Parent child hierarchies are used to organize hierarchical information in the data source. Unlike level-based hierarchies, the relationships between each hierarchy level is not defined by level columns. Rather, the hierarchy structure is defined by assigning to each attribute the unique key of its parent. Parent-child structures are usually very convenient when the levels are not even (i.e. they are ragged); when the relationship between elements is a "nested" or "cork-scerw" type structure; or, when the number of levels changes frequently.
- Click here to learn how to build parent child hierarchies.
- Click here for more on how to use them in Discover.

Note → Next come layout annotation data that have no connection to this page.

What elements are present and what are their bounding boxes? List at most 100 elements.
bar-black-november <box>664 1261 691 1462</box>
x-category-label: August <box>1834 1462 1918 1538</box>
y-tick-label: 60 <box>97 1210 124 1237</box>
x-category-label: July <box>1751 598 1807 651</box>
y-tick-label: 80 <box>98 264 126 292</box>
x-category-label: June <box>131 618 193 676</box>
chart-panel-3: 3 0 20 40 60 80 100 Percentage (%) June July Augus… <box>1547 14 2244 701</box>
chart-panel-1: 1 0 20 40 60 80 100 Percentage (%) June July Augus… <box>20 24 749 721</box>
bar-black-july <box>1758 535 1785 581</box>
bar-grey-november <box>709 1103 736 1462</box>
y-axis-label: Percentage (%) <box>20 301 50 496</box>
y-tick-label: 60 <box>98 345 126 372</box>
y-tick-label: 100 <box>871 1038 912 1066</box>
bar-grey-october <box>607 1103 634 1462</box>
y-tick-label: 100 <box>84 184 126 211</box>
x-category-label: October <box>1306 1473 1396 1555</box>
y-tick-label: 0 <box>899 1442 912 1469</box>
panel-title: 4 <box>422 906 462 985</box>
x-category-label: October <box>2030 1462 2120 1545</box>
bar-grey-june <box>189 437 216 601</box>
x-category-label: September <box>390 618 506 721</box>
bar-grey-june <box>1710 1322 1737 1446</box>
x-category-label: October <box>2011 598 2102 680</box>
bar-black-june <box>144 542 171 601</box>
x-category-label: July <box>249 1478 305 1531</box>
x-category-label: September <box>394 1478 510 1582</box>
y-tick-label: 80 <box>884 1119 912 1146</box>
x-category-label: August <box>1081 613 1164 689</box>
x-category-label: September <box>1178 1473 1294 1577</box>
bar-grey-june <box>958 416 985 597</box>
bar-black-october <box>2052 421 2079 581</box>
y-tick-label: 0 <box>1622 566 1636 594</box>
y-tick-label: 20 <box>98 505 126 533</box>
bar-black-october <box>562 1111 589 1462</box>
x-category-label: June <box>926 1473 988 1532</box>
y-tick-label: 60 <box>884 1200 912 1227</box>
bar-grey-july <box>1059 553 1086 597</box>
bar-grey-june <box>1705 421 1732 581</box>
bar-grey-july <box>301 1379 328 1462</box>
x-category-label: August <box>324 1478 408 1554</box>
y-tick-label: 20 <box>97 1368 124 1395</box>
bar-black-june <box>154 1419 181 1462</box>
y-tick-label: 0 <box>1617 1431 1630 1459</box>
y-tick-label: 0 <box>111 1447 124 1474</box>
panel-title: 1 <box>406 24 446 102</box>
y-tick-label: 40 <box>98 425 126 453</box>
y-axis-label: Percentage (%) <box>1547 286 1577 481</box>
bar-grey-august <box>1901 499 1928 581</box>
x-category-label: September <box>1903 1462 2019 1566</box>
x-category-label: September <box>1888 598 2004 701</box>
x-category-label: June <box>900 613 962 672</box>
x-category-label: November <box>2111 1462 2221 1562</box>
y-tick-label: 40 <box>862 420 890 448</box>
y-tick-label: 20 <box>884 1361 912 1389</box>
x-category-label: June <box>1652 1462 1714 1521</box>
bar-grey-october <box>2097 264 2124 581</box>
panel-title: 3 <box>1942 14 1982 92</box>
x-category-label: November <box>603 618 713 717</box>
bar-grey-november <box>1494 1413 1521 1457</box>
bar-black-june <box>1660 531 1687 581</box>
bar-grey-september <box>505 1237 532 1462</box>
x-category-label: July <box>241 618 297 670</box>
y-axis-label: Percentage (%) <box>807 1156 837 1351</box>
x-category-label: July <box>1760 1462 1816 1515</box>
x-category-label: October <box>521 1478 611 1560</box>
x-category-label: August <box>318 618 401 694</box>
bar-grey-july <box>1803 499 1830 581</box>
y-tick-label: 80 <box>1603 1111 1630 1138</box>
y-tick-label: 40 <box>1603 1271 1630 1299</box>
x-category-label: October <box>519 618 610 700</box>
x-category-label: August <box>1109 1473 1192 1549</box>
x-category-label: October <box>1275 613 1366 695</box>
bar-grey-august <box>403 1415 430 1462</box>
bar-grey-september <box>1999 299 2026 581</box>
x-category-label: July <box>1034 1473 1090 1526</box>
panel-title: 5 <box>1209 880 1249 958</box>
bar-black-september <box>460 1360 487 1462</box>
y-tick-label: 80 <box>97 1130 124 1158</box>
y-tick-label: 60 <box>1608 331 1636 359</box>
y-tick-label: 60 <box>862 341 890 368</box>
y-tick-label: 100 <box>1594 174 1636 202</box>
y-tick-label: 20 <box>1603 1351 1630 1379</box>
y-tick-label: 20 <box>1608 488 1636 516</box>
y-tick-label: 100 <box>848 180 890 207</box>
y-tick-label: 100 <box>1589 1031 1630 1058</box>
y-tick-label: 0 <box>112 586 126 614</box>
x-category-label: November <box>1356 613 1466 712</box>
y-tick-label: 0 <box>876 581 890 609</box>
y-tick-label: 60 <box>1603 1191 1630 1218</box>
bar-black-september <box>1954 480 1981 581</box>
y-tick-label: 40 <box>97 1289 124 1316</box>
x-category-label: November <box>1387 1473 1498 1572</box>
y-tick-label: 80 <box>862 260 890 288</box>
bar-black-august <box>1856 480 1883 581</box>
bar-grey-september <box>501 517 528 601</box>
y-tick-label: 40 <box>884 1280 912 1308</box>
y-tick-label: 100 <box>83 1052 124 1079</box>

Parent child hierarchies are typically used for organizational data and accounting data. They are particularly useful for accounting purposes, because they enable you to define the operator for each attribute in the hierarchy. For example, you can define a minus ( - ) operator for Expenses, to ensure that expenses are subtracted from the total, rather than added to it.
Parent child hierarchies are also useful for organizational data, particularly when the hierarchy contains an unequal number of levels, or levels that are not logically equivalent. For instance, in the example below, we see operations for the manufacturer Adihash; Adihash Operations is the top - or root - level. We see that the second level contains 3 attributes; however, the 4th level contains a different number of attributes for each region. And Australia, New Zealand, and the USA have child levels beneath them, while France, Germany and Canada don't. On top of that, this fourth level contains attributes that are not logical equivalents: under Australia and New Zealand are cities, while under USA are regions. And under USA regions is a 5th level.
So we see that the leaves (descendents that don't have children) are located at different levels of the hierarchy.
Note: this feature is available with an Enterprise license only.
Because parent child hierarchies can be updated easily, they're very dynamic. For instance, if you have an organizational hierarchy of employees, an employee who moves to a different department can be updated simply by changing her parent key. Such a change in a level-based hierarchy may require a change to every hierarchy-level column in that row.
- Click here to review examples of parent child hierarchies.
Typically, hierarchies are made up of multiple attribute columns, with each column representing a different level of the hierarchy. For example, in an organizational hierarchy for a store, you may have one column for Store Manager, another column for Department Managers, and a third column for Team Members. When these columns are used to construct a hierarchy in Pyramid, drill and expand functions will be enabled in the query so that users can traverse different hierarchy levels as needed.
A parent child hierarchy doesn't consist of discrete attribute columns in the data source. Instead, each attribute in the entire hierarchy is stored in a single column; each attribute's location in the hierarchy is defined by the unique key of its parent attribute.
In the example below, we have an organizational parent child hierarchy for a store. The Employee Name column contains the names of the Store Manager, Department Managers, and Team Members. The employees are organized into levels using the Employee Key and Parent Key columns. Each employee is assigned an employee key; all employees that have a parent in the hierarchy are also assigned a parent key. The parent key is the unique key of the parent of the given attribute.
Vilma, the Store Manager, has not been assigned a parent key because this is the top level of the hierarchy (red highlight below). Robin and Stacey both have the parent key '1', meaning their parent is the attribute whose employee key is 1: Vilma (blue highlight). Margot is assigned a parent key of 3, meaning her parent is Stacey, while Matthew has a parent key of 2, meaning his parent is Robin (green highlight).